BOONE, N.C. — Does ingesting a combination of caffeine and flavonoids boost a woman’s resting metabolic rate? A $89,214 grant to Appalachian State University’s Dr. David Nieman may find out.
Nieman, a professor in the Department of Health and Exercise Science, along with Drs. Jennifer McBride and Jomari Torres, will conduct a clinical trial to evaluate the effects of ingesting a caffeine-flavonoid mixture on energy expenditure and fat oxidation in healthy adult women. This research is funded by Reoxcyn Discoveries Group Inc., which awarded Nieman with the grant.
McBride is a research scientist at the North Carolina Research Campus in Kannapolis who collaborates with the Beaver College of Health Sciences’ Department of Health and Exercise Science, and Torres is the human research core medical director at the University of North Carolina at Chapel Hill Nutrition Research Institute.
Nieman said the purpose of the team’s research is to “measure the effect of ingesting four capsules containing 214 milligrams of caffeine and a variety of flavonoids (658 mg total), including green tea catechins and quercetin and bilberry anthocyanins, on an individual’s RMR and level of fat burning.”
Nieman explained the study will be accomplished by having participants stay in a specially equipped, small hotel-like room (called a metabolic chamber) for two separate days — one day consuming the caffeine-flavonoid capsules, and a second day consuming placebo capsules.
“Resting metabolic rate (RMR) or metabolism is defined as the calories an individual burns each day to keep alive during sleep and seated rest. If a person consumes 100 milligrams of caffeine or what is found in one cup of coffee, their RMR will increase about 11 calories per day,” according to Nieman.
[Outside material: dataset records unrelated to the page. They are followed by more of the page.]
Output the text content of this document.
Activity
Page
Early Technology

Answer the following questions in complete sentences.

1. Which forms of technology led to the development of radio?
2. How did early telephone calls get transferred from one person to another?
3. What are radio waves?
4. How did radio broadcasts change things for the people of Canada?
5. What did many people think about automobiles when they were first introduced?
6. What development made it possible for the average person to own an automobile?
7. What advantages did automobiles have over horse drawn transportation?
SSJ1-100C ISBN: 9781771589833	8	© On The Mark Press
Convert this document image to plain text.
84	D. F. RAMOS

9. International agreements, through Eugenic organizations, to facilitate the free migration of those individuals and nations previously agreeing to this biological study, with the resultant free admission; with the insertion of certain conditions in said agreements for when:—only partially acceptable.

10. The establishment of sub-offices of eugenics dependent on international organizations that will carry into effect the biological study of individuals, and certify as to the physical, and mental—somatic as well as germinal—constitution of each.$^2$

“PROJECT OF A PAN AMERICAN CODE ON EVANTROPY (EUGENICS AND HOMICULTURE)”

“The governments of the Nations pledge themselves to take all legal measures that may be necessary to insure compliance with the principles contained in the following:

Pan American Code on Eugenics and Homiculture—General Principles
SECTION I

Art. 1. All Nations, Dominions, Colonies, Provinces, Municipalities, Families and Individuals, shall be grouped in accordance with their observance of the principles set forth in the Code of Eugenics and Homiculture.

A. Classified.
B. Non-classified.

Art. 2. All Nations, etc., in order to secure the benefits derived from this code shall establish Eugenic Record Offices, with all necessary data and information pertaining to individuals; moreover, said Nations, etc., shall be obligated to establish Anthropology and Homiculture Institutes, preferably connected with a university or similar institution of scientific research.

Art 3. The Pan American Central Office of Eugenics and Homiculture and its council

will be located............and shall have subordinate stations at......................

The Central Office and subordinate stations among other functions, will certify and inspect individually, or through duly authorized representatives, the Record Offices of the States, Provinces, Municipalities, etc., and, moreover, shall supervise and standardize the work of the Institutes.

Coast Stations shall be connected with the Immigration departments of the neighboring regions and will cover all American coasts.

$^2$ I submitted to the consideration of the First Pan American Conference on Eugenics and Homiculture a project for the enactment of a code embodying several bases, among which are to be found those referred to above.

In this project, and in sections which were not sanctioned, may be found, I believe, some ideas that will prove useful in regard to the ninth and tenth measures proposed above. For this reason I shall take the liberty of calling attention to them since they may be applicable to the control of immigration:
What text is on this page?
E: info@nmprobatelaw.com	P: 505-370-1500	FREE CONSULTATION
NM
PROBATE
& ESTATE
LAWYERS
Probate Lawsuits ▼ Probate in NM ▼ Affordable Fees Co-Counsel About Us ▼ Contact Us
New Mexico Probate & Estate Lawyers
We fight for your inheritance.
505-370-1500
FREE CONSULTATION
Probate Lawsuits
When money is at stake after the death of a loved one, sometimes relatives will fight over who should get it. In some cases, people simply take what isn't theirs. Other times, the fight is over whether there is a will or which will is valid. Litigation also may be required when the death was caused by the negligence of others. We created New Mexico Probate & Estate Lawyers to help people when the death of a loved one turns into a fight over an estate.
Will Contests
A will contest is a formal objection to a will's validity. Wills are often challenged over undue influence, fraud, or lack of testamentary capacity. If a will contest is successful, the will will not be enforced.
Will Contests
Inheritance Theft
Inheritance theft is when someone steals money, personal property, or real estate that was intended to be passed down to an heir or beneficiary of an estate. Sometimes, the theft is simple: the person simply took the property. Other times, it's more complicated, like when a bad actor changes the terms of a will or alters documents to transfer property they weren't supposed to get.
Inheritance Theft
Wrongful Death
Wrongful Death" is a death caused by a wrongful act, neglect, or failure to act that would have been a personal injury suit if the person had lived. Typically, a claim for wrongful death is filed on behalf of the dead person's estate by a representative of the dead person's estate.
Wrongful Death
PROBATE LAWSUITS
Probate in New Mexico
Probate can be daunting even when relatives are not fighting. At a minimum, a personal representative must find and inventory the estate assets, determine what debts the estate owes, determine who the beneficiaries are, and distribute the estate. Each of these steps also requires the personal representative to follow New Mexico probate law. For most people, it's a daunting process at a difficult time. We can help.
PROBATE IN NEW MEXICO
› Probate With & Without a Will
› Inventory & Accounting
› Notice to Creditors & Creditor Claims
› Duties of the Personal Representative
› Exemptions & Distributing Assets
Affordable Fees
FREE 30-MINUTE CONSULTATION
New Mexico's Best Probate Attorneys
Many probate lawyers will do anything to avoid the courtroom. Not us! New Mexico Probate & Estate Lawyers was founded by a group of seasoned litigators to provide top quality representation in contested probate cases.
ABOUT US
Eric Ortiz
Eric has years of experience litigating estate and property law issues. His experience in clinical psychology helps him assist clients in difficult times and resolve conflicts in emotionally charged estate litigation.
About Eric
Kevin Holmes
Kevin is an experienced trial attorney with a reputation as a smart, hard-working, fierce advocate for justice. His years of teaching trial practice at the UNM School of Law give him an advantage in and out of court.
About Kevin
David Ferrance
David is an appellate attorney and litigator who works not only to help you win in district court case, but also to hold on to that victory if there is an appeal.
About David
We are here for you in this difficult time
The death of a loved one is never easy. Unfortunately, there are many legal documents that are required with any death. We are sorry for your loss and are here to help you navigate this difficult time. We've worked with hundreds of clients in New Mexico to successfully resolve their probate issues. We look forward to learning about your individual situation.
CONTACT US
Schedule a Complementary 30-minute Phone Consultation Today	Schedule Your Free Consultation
He added, “Other molecules found in food called flavonoids can also increase RMR. For example, 100 milligrams of green tea catechins, or what is found in a small cup of brewed green tea, increases RMR by about 13 calories per day. Other flavonoids found in the skins of apples and onions (quercetin) and in berries (anthocyanins) may also increase RMR, but more research is needed.”
About the Department of Health and Exercise Science
The Department of Health and Exercise Science in Appalachian State University’s Beaver College of Health Sciences delivers student-centered education that is accentuated by quality teaching, scholarly activity and service. The department includes three undergraduate academic disciplines: athletic training, exercise science and public health. The department also offers a master’s degree in exercise science that prepares students for advanced study in a variety of related fields, as well as research. Learn more at https://hes.appstate.edu.
About the Beaver College of Health Sciences
Appalachian's Beaver College of Health Sciences opened in 2010 as the result of a strategic university commitment to significantly enhance the health and quality of life for individuals, families and communities in North Carolina and beyond. In 2015, the college was named for an Appalachian alumnus and pioneer in the health care industry — Donald C. Beaver ’62 ’64 of Conover. The college offers 10 undergraduate degree programs and six graduate degree programs, which are organized into six departments: Communication Sciences and Disorders; Health and Exercise Science; Nursing; Nutrition and Health Care Management; Recreation Management and Physical Education; and Social Work. Learn more at https://healthsciences.appstate.edu.
About Appalachian State University
Appalachian State University, in North Carolina’s Blue Ridge Mountains, prepares students to lead purposeful lives as global citizens who understand and engage their responsibilities in creating a sustainable future for all. The transformational Appalachian experience promotes a spirit of inclusion that brings people together in inspiring ways to acquire and create knowledge, to grow holistically, to act with passion and determination, and embrace diversity and difference. As one of 17 campuses in the University of North Carolina System, Appalachian enrolls more than 19,000 students, has a low student-to-faculty ratio and offers more than 150 undergraduate and graduate majors.